Still, we made the point just to take small bites, even if it meant several seniors, regardless of their apparent fitness levels, pushed past us, reinforcing that it is, in fact, a novice-level expedition.
Getting to the Middle Lake was an absolute revelation, with a jewelled colour that words can't aptly describe. Looking at this natural beauty, it's understandable why so many people drive for hours, navigate/create chaos, and exert themselves to see it.
Neither of us love being in crowds, so it was a bit anxiety-inducing to traverse through the crowds lined up for the selfie log.
Admittedly not sure if we'd initially press on to the third lake, we'd gained the confidence to continue, reckoning that if we could take on the inclines that we already had, what was a bit more? Welp, the scrambling required by the rocky portions in that section of trail were certainly a challenge, but ultimately, weren't anything we couldn't handle.
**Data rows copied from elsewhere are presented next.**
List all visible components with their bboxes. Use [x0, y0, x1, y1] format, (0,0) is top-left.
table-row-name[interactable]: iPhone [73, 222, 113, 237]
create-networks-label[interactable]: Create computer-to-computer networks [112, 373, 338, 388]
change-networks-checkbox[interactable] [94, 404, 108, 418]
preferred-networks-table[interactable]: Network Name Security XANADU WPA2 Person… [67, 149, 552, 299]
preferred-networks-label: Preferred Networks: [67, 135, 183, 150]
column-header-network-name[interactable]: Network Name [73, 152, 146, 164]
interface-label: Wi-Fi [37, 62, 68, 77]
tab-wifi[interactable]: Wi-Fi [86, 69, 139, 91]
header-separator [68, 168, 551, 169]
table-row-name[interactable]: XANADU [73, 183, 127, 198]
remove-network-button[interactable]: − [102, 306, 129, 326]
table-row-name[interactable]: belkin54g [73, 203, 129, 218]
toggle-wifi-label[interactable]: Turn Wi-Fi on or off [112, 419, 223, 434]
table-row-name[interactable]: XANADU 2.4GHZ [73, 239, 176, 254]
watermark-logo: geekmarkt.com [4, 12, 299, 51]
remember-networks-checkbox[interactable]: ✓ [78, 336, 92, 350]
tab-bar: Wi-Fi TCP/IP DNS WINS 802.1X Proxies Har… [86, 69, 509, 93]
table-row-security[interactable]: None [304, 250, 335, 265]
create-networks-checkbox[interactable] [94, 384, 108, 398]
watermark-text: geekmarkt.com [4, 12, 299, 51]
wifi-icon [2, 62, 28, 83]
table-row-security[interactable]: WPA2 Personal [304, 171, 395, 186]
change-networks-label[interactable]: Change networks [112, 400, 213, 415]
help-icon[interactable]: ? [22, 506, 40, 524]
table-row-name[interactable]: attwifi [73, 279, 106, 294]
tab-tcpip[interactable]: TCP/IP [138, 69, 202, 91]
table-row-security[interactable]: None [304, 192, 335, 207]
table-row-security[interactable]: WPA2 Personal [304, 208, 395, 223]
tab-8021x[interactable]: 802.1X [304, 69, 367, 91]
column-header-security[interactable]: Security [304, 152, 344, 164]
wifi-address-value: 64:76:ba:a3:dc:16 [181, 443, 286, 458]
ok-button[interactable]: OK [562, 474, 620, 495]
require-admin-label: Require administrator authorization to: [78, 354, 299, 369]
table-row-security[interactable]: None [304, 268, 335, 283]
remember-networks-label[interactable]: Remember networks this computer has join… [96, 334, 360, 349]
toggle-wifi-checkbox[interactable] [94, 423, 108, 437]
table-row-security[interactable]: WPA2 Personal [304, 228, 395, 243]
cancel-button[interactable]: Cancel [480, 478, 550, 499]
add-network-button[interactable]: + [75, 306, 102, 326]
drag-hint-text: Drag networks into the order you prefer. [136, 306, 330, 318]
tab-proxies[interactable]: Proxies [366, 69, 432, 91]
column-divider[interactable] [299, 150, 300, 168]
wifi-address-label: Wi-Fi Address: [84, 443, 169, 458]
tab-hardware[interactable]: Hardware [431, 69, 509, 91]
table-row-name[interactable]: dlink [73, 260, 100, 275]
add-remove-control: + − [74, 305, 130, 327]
After making it to the Upper Lake, we managed to find a relatively secluded spot to have our sandwiches and watermelon, and we even had a couple whiskey jacks say hello.
The hike down was, well, somewhat better, though descents are low-key challenging when you're getting help from gravity but don't want ALL the help.
Though we're both still sore days later, we're both eager to get out there and perhaps even try to sneak in another day adventure before the snow falls.